Nigeria’s banking sector is entering a decisive stage as the recapitalisation programme initiated by the Central Bank of Nigeria (CBN) approaches a critical deadline aimed at strengthening the country’s financial system.
The recapitalisation exercise, one of the most ambitious reforms under the leadership of CBN Governor Olayemi Cardoso, is designed to create stronger and better-capitalised banks capable of supporting Nigeria’s long-term economic growth.
Industry estimates indicate that about N4.05 trillion has already been raised by 20 banks, with the exercise expected to generate as much as N6 trillion in fresh capital before its conclusion.
Stronger Banks for Economic Growth
The CBN believes that a well-capitalised banking system is essential for supporting the Federal Government’s ambition to grow Nigeria’s economy to $1 trillion.
According to Cardoso, strengthening banks’ capital buffers will allow financial institutions to undertake large-scale transactions, finance infrastructure projects and support businesses across key sectors of the economy.
He noted that maintaining strong compliance culture and effective risk management remains central to the CBN’s strategy for ensuring the resilience and credibility of Nigeria’s financial system.
“Our banking system remains fundamentally sound and resilient,” Cardoso said, adding that regulators remain vigilant about emerging risks including cyber threats, operational vulnerabilities and credit concentration pressures.
Verification Process Underway
Under the recapitalisation guidelines, banks are required not only to raise funds but also to subject new capital to a strict verification process before approval.
The verification is conducted by a tripartite committee involving the Securities and Exchange Commission, the Nigeria Deposit Insurance Corporation and the CBN.
This process ensures transparency and confirms that funds raised by banks are legitimate before they are added to their capital base.
Cardoso said stress tests conducted on Nigerian banks show that the financial system remains stable, with key indicators such as the non-performing loan ratio remaining within the prudential benchmark of five percent.
Support from Global and Industry Experts
Financial experts have also highlighted the importance of the recapitalisation exercise for Nigeria’s economic future.
The Country Director of the World Bank in Nigeria, Matthew Verghis, said stronger banks would enable the country to finance infrastructure development, support small businesses and drive inclusive economic growth.

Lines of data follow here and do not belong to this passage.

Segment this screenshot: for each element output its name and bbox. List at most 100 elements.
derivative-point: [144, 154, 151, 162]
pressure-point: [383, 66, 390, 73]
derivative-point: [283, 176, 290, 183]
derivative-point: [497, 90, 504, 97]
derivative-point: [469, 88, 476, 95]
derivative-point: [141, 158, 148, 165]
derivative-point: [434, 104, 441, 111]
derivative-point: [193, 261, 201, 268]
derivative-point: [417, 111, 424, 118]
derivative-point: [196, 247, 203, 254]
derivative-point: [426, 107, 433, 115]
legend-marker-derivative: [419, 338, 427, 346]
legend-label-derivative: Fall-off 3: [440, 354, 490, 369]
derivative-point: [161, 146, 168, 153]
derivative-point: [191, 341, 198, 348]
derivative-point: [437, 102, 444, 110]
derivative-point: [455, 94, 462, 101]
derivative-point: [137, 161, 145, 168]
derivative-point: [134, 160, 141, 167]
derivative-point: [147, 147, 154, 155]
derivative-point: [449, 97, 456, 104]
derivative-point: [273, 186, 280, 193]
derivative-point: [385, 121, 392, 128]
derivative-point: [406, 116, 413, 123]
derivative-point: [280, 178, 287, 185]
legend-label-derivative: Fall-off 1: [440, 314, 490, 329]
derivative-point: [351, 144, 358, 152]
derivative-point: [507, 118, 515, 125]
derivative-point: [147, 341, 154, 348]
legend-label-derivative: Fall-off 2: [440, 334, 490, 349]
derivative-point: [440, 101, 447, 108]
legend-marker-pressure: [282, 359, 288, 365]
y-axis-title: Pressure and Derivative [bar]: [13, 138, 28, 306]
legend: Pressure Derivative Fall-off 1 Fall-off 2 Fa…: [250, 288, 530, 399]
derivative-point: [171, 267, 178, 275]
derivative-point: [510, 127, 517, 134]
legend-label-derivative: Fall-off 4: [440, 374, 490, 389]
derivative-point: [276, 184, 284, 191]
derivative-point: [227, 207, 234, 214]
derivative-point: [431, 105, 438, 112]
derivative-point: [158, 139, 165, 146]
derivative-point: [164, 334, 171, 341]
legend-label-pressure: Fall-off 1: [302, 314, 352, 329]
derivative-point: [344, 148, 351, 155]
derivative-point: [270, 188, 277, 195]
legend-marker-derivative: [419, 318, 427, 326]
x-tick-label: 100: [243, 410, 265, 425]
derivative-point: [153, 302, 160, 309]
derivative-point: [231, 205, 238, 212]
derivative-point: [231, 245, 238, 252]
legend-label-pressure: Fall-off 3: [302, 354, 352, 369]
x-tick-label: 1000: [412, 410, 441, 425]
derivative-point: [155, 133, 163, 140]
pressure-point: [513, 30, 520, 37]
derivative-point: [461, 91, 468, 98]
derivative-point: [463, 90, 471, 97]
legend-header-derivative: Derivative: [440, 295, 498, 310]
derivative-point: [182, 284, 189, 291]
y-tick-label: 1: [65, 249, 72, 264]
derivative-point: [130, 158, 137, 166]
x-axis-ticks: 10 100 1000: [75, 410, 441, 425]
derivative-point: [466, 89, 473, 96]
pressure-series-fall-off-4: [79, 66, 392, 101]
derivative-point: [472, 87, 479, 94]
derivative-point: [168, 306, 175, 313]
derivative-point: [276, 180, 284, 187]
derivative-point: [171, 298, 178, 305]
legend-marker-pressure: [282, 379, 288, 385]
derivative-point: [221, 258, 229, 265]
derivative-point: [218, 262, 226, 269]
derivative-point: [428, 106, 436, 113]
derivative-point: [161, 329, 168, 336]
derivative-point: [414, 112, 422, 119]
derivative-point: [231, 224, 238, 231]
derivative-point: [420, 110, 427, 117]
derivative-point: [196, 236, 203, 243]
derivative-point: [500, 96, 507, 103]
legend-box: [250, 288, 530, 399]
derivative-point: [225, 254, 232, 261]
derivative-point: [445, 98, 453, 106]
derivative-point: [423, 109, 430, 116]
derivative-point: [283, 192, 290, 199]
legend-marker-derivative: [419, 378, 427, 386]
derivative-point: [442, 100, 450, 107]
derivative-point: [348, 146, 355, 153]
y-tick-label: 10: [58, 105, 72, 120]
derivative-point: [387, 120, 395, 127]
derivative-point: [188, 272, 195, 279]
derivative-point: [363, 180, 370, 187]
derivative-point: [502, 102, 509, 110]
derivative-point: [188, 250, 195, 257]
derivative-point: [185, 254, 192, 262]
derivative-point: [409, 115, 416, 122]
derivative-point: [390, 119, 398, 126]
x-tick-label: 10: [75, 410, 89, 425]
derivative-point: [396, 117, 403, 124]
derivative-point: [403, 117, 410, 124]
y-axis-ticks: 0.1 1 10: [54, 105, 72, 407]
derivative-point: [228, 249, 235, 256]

Similarly, the Group Managing Director of United Bank for Africa, Oliver Alawuba, described the policy as timely and essential for positioning Nigerian banks to compete globally.
According to him, stronger capital buffers will enable banks to withstand economic shocks such as inflation, currency volatility and global geopolitical disruptions.
Driving Long-Term Economic Transformation
Analysts believe the recapitalisation programme will strengthen the ability of Nigerian banks to finance major sectors including oil and gas, agriculture, manufacturing and emerging industries such as fintech and green energy.
Experts say the reforms are expected to enhance financial stability while expanding access to credit for businesses, particularly micro, small and medium enterprises.
With the deadline approaching, regulators say the recapitalisation programme remains on track and will play a crucial role in building a more resilient banking system capable of supporting Nigeria’s economic transformation.